MOUNTING 3-PINS

A WORD OF WARNING

Power tools and skis are a good way to ruin things fast. Consider taking your skis into a decent shop. While the shop may or may not do a good job, they will probably be willing to pay for their mistakes if they make any. ;^)

MOUNTING YOUR PINS

Before you can mount your bindings, you must first determine the fore and aft position of the bindings on the ski. For a description of how I determine this, please see my essay on determining the proper binding position . The end result of this should be a mark on the ski top indicating your desired location for the center pin. This line is called the pin line.
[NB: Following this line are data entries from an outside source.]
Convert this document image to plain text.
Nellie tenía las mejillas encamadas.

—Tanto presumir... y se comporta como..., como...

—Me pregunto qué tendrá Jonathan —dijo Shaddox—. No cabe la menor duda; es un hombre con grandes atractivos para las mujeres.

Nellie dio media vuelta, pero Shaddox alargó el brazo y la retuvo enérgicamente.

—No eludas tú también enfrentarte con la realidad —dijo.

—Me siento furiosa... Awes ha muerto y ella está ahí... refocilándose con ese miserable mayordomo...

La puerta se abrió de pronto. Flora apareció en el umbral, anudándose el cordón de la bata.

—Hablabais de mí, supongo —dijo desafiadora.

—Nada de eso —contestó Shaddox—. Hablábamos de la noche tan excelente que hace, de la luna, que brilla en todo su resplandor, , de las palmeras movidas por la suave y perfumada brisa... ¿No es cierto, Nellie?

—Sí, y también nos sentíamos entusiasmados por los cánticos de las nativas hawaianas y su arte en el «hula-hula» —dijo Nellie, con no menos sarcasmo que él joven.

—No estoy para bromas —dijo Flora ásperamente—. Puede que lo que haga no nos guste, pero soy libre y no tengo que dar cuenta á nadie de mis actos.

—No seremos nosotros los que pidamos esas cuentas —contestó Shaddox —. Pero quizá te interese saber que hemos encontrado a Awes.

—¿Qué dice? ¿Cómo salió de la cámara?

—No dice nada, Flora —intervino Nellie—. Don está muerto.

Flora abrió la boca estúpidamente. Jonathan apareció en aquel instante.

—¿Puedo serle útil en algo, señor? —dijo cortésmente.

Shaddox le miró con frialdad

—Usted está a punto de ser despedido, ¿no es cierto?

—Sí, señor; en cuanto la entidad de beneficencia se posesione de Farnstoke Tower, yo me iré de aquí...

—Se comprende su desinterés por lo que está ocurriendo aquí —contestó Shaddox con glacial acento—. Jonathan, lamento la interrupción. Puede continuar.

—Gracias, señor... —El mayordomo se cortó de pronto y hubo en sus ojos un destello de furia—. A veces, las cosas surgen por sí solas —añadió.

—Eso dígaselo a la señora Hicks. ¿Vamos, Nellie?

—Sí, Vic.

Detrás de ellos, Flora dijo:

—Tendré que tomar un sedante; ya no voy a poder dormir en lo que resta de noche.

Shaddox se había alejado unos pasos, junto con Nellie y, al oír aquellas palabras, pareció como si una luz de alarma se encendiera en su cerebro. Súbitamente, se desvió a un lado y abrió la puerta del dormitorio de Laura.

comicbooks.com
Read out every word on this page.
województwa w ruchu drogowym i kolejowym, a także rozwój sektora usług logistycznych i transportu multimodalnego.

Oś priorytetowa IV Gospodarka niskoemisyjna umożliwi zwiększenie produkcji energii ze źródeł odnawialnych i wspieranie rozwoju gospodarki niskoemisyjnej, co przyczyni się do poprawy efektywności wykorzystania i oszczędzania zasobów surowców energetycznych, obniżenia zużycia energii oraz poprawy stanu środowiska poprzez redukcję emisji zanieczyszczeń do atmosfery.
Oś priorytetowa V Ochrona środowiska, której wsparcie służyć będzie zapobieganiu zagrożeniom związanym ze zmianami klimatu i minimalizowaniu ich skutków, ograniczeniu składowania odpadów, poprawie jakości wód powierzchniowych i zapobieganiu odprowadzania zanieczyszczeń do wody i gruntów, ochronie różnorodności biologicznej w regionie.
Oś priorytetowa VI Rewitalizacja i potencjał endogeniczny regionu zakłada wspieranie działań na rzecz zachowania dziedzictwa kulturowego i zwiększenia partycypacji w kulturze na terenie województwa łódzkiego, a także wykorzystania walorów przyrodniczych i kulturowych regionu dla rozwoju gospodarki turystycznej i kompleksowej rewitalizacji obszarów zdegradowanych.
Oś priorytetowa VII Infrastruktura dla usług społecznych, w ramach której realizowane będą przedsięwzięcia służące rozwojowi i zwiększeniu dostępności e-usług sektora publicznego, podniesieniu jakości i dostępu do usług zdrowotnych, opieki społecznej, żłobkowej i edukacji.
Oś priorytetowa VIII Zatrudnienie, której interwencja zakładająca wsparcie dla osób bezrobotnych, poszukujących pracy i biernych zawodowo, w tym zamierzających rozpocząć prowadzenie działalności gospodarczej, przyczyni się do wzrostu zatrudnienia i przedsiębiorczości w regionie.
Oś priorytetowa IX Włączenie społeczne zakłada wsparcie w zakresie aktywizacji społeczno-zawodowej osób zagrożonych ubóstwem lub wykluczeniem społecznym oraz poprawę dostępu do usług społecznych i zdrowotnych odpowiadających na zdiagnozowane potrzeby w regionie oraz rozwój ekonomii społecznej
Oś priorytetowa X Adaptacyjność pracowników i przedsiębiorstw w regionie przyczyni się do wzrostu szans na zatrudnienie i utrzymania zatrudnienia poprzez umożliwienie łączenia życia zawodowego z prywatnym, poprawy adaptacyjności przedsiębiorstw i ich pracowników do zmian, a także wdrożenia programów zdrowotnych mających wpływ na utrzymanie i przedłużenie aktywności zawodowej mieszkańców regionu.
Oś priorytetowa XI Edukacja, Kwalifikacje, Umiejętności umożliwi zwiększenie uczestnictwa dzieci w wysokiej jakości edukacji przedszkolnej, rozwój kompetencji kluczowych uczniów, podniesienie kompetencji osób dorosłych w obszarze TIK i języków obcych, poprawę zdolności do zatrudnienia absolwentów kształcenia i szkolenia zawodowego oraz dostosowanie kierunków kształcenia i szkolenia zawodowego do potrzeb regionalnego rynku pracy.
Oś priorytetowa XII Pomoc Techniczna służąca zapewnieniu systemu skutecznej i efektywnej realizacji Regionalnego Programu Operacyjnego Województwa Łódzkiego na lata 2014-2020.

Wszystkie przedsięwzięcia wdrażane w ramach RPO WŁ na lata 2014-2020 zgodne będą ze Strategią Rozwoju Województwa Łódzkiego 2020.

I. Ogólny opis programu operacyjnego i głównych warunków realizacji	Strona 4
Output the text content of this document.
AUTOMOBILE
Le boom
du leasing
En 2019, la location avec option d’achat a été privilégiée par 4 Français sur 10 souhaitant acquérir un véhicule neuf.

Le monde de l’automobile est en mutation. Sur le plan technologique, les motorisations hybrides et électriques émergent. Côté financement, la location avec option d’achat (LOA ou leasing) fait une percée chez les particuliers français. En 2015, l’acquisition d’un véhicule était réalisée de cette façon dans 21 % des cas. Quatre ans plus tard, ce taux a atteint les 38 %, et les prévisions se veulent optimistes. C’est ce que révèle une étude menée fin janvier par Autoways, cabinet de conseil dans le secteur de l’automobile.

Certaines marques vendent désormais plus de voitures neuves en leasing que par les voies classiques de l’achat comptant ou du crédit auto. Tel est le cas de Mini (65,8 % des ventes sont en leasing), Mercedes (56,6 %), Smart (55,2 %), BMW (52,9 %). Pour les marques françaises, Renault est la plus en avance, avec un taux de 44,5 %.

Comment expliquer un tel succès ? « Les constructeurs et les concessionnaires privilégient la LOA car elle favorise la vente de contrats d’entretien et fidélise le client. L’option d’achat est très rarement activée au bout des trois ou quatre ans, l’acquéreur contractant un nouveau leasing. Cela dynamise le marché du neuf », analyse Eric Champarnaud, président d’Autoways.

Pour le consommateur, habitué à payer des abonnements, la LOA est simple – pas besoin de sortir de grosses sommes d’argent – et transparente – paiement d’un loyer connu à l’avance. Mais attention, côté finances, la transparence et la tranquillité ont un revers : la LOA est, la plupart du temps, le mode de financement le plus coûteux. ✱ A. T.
Once the pin line has been marked with a pen (I use a Sharpie), the next trick is to get the pins mounted straight. I do the following:

  1. Mark a second line 1" (or 25mm) forward of the pin line. This marks the line on for the forward mounting screw.
  2. Measure the top deck of the forward mounting line and mark the center. Double check this mark several times. This marks the exact location of the forward mounting screw.
  3. Press an awl into the top deck to create a small pilot hole. Once an accurate pilot hole is started, give the awl a sharp tap with a hammer to set the pilot hole (divot, really).
  4. I use a 5/32" drill bit to drill the hole. Before drilling, I wrap a wad of electrical tape around the bit to create a stopper. This keeps the hole to a depth of about 3/8". Hold the drill straight and use a light hand, especially if the ski has a metal layer in it.
  5. Screw in the forward mounting screw to be snug but not tight. You want to be able to twist the binding for the next step.
  6. Place the boot in the binding and ensure that the pin holes are properly seated on the pins. Line up the boot so that it is straight on the ski by twisting the binding and using the forward screw as the axis. Verify the alignment of the boot by checking that the boot heel is located over the center of the ski.
  7. Carefully remove the boot from the binding using care to make sure that the binding doesn't move. (It sometimes takes me a couple of tries.) Once the boot is removed, carefully mark the center point of the rear binding holes with a pen. I generally repeat the boot alignment steps at least one more time to verify the positions of the holes.
  8. Remove the binding by taking out the forward screw.
  9. Do a sanity check of the marks for the rear holes. They should be 1" (or 25 mm) apart from each other and the line connecting them should be 2 1/2" aft of the forward screw hole.
  10. Once you are comfortable with the alignment, drill the 2 rear holes as described above.
  11. Fill the holes with glue. I use Shoe Goo or Carpenters Goo. Some folks use Elmer's Carpenters Glue or epoxy. I think the critical thing is to create a watertight seal. And, I find epoxy problematic when/if I ever need to move or remount the bindings. Others swear by it.

    Here is the opinion of noted ski mountaineer Andrew MacLean on the subject, as quoted on the rec.skiing.backcountry FAQ web site

    From Andrew MacLean:
    If the holes are tight (new), I like to use something like Sealcoat or ShoeGoo. If they are a little suspect, I'll use white glue (Elmers). If they are stripped, blown out or just generally suspect, I'll use an epoxy. For honeycomb skis, I drill, fill the cells with slow curing epoxy, screw the bindings on and flip them over.
  12. Screw in the screws. Use a #3 Phillips, or better a #3 Posidrive tip. You want the screws to be as tight as possible without stripping out the holes. This is a good place to ruin things, so be careful.